We, our generation, went without holidays etc to save for years for first home deposit and paying off the mortgage on one wage usually until all kiddies off to school and she could get a part time job to earn a bit more for a bit of a holiday maybe or just pay down bills.

No FHO grants or handouts back then and yet we are now being targeted if we own a home and live off the age pension as being well off - and we are compared with renters.Who didnt know they would be in the pickle they are in today unless lucky to have a public housing home.

But thats no excuse for what some political parties are planning to do. Put the home into assets for the pension. 

Sadly its true some own a million dollar house but they paid around 350 or 400 pounds for it and it is only worth more as the cities have grown outwards away leaving them on prime expensive land close to CBD etc. 

Thats also due to Immigration which is the cause of much of the grief today.

But not all as the government owes me and money grows on trees is the idea of many young ones.  Who yearn for the big home with it all rather than starting off small.

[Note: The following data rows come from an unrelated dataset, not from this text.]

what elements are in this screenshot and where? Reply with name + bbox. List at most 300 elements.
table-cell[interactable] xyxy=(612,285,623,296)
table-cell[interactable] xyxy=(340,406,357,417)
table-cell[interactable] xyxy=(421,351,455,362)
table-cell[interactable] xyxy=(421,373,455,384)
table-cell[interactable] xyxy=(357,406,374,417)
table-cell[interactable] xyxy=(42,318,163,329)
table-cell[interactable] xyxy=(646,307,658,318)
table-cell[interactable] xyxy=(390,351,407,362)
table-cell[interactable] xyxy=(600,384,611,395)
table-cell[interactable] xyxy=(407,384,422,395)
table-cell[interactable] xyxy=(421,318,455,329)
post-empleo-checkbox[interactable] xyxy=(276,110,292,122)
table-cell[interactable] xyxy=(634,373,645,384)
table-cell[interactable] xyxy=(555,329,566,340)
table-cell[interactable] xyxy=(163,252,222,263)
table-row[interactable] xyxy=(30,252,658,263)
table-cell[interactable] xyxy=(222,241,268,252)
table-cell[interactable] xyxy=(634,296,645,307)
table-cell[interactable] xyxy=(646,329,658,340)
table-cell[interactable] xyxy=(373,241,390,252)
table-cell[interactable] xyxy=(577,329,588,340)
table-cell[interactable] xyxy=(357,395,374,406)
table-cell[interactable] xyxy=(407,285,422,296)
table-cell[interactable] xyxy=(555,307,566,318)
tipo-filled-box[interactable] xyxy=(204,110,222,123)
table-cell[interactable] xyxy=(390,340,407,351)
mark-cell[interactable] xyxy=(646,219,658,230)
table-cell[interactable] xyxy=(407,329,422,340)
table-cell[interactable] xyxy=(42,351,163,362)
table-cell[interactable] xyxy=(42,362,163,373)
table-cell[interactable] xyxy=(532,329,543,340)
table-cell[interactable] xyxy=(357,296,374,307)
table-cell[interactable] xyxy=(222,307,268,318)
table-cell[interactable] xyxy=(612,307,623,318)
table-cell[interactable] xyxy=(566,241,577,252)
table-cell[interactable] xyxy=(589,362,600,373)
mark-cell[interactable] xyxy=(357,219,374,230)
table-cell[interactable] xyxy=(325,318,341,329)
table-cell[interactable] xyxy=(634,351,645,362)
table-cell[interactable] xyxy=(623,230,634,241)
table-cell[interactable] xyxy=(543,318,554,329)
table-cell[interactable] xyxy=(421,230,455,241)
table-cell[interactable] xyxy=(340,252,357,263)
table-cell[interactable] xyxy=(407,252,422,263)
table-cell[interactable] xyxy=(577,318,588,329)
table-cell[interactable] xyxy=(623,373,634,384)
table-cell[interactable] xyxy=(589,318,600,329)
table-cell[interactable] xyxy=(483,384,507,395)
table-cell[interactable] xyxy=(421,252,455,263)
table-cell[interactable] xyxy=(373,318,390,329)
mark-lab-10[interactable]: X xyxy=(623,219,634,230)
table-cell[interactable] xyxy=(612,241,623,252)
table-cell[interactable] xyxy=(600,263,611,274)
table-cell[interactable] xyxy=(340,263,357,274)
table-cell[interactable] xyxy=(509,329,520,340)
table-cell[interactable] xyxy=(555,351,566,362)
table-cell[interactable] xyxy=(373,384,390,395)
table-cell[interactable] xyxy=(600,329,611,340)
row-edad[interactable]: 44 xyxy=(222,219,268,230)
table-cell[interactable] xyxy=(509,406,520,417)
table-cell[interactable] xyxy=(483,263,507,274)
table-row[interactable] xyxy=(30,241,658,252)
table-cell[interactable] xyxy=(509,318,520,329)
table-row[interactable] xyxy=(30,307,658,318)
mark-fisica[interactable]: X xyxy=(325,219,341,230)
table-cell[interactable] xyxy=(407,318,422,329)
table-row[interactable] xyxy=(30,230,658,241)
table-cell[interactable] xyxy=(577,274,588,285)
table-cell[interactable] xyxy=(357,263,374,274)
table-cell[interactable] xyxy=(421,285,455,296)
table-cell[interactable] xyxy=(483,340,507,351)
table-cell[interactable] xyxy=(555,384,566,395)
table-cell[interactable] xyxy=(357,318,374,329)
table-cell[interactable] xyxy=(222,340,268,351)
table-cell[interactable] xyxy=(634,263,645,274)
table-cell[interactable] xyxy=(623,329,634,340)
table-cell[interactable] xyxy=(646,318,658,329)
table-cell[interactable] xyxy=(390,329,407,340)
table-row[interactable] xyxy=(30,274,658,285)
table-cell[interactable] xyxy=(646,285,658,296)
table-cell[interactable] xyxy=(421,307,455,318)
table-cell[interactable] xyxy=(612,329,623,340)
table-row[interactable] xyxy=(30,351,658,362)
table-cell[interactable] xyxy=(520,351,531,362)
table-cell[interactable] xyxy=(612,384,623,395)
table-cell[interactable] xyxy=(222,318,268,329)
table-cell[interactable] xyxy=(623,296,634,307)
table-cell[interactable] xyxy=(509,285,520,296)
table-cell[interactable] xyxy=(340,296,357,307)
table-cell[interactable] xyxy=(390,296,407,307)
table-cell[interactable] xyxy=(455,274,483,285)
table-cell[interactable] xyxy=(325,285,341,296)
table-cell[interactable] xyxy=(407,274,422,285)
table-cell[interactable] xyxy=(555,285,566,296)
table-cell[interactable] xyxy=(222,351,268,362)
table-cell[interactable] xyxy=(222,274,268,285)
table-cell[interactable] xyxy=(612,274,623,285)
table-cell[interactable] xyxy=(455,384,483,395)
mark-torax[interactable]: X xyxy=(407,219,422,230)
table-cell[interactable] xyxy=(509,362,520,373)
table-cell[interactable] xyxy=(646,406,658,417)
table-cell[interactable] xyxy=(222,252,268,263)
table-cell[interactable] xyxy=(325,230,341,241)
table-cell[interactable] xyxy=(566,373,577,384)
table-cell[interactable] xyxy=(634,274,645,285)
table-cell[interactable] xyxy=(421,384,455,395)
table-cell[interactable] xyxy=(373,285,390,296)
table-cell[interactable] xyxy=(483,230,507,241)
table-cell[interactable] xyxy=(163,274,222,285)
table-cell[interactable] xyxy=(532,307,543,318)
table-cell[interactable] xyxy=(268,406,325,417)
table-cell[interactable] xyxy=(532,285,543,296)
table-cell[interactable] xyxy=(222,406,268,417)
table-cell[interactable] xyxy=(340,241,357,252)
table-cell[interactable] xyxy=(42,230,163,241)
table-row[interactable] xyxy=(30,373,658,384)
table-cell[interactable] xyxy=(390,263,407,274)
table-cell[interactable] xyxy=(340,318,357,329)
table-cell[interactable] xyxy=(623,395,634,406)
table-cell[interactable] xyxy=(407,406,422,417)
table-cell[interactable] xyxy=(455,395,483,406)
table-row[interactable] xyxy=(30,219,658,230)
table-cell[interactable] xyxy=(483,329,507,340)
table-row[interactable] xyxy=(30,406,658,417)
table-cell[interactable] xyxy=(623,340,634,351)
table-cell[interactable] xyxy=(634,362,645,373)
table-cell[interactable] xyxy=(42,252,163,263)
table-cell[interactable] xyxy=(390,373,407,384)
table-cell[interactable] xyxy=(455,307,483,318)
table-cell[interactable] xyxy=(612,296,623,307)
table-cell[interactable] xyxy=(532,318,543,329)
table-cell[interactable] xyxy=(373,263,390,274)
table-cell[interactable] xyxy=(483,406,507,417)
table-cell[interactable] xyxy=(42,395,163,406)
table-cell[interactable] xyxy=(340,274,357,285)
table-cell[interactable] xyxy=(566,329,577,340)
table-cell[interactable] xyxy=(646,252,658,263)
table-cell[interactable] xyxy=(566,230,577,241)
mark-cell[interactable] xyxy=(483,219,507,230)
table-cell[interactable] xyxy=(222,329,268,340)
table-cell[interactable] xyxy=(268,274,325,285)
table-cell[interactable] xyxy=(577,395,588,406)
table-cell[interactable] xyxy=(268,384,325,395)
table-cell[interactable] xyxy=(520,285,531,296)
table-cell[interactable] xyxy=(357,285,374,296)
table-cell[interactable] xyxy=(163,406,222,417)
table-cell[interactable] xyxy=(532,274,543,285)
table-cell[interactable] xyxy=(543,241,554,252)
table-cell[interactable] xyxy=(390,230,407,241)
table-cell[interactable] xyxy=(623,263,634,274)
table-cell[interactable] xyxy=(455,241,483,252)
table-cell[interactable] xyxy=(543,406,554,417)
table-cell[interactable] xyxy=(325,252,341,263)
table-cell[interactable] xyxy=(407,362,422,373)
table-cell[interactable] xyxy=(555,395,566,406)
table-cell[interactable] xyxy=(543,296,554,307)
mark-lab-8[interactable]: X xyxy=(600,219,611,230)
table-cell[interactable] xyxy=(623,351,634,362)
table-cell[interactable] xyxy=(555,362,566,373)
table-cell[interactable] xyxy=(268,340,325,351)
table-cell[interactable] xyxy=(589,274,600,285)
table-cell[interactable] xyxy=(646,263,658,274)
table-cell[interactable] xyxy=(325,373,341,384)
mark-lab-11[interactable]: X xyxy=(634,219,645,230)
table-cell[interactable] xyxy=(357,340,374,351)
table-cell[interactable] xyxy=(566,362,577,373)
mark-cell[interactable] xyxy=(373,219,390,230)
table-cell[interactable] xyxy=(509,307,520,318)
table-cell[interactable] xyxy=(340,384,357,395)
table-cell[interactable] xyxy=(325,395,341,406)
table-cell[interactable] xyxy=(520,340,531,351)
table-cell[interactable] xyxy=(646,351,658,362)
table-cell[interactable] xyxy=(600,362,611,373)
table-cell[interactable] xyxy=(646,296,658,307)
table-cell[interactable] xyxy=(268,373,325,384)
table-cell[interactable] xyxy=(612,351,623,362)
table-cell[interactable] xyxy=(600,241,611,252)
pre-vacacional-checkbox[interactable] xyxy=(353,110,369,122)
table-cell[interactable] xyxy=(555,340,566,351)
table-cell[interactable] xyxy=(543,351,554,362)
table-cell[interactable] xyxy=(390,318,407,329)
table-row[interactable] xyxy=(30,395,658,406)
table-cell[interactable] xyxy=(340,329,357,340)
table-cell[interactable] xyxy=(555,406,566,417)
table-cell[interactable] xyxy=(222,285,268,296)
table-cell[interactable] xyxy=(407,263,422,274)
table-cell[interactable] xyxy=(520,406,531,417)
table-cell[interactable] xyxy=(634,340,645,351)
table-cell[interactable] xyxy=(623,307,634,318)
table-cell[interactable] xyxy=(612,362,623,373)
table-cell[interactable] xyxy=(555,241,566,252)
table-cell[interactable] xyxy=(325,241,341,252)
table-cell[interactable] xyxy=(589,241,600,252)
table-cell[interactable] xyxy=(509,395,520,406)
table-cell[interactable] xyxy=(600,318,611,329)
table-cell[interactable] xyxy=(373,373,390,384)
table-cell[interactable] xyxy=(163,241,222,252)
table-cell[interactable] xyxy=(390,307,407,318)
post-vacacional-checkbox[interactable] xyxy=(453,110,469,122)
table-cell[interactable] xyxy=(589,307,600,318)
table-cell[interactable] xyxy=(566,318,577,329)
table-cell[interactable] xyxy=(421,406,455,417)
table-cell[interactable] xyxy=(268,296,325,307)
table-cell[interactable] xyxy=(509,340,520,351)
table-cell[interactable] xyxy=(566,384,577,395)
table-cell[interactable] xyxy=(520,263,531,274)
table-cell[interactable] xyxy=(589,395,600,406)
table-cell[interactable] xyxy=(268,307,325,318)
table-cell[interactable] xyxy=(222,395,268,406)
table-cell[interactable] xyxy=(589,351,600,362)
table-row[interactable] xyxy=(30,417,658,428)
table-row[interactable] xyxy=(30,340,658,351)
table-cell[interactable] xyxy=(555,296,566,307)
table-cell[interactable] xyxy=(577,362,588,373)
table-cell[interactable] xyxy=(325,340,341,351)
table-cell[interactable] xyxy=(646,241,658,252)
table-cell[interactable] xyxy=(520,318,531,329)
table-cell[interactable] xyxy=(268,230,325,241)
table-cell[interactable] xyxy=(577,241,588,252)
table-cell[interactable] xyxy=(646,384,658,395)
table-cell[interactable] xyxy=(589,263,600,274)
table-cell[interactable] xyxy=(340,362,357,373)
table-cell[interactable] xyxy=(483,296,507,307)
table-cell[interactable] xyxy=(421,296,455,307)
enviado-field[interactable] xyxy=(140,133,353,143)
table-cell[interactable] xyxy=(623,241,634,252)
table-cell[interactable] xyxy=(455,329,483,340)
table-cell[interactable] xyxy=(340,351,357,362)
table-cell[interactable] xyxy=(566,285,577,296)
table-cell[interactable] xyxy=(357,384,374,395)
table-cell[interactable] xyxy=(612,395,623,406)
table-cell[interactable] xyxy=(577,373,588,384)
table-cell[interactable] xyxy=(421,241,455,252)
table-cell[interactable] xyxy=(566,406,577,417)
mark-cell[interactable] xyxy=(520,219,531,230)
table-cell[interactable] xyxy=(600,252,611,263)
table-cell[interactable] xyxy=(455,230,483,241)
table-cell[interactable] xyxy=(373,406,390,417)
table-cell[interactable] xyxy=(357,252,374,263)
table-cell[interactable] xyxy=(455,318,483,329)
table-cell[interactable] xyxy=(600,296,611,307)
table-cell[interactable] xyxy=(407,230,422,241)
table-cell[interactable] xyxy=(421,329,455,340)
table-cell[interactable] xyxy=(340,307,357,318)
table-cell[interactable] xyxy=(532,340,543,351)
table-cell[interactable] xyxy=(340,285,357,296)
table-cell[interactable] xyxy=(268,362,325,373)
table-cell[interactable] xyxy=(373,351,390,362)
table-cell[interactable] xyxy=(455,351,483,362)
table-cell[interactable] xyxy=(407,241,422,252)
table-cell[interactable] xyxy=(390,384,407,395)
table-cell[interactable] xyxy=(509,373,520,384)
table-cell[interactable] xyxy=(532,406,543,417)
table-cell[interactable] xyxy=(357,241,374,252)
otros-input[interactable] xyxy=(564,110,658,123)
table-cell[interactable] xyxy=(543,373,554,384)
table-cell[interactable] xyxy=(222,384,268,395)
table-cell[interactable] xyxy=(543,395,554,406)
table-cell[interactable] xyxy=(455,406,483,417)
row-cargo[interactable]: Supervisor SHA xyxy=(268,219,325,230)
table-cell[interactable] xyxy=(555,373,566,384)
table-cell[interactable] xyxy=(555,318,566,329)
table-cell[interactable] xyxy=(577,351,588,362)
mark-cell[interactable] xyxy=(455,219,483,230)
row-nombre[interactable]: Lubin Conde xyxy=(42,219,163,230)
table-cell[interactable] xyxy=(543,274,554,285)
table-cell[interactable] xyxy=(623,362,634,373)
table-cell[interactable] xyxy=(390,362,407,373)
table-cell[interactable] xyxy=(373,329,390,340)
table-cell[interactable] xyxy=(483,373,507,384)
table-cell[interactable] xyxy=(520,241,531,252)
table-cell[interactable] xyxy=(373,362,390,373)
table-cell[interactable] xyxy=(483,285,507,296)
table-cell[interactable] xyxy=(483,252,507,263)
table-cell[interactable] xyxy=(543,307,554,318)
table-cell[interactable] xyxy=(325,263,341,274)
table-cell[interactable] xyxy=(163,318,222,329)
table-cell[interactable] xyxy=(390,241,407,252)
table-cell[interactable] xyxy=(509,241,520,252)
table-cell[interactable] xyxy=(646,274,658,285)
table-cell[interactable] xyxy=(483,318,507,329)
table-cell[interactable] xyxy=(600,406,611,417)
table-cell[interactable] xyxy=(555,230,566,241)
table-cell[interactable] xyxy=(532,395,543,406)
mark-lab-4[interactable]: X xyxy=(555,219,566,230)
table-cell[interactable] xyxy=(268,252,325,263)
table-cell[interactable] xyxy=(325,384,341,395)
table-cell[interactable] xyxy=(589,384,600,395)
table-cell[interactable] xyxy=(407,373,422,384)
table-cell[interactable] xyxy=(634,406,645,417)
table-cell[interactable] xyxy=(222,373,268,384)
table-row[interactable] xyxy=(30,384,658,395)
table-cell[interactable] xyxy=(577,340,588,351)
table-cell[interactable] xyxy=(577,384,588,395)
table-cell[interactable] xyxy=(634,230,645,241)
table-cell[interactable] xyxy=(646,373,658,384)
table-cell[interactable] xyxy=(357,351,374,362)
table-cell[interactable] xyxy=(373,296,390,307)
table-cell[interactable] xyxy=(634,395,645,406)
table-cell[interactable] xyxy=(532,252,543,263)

Yes no starting off with small Fibro homes these days all the young ones want fancy McMansions and 2 cars and all the newest fancy furniture -- no butter boxes to sit on and bon amy on the windows for them --

The 'Big Australia' plan is to push them into hot, small blue board units.  They will be crippled by energy costs.  Slums in the making and all depreciation and management costs with scant land content to appreciate in value.


If people were to realise that large cities (Melbourne, Sydney) provide only 25% of jobs in Australia then they would soon realise that the inner city dwellings market is more vulnerable to the fluctuating fortunes of supply and demand. Strong demand for dwellings is a reflection of sustained and consistent jobs growth.

Labor's policy of reducing jobs growth in order to satisfy a flawed ideology is nothing short of lunacy. Sure the elite Fabians from Ultimo may be able to aquire more inner city dwellings, but at what cost?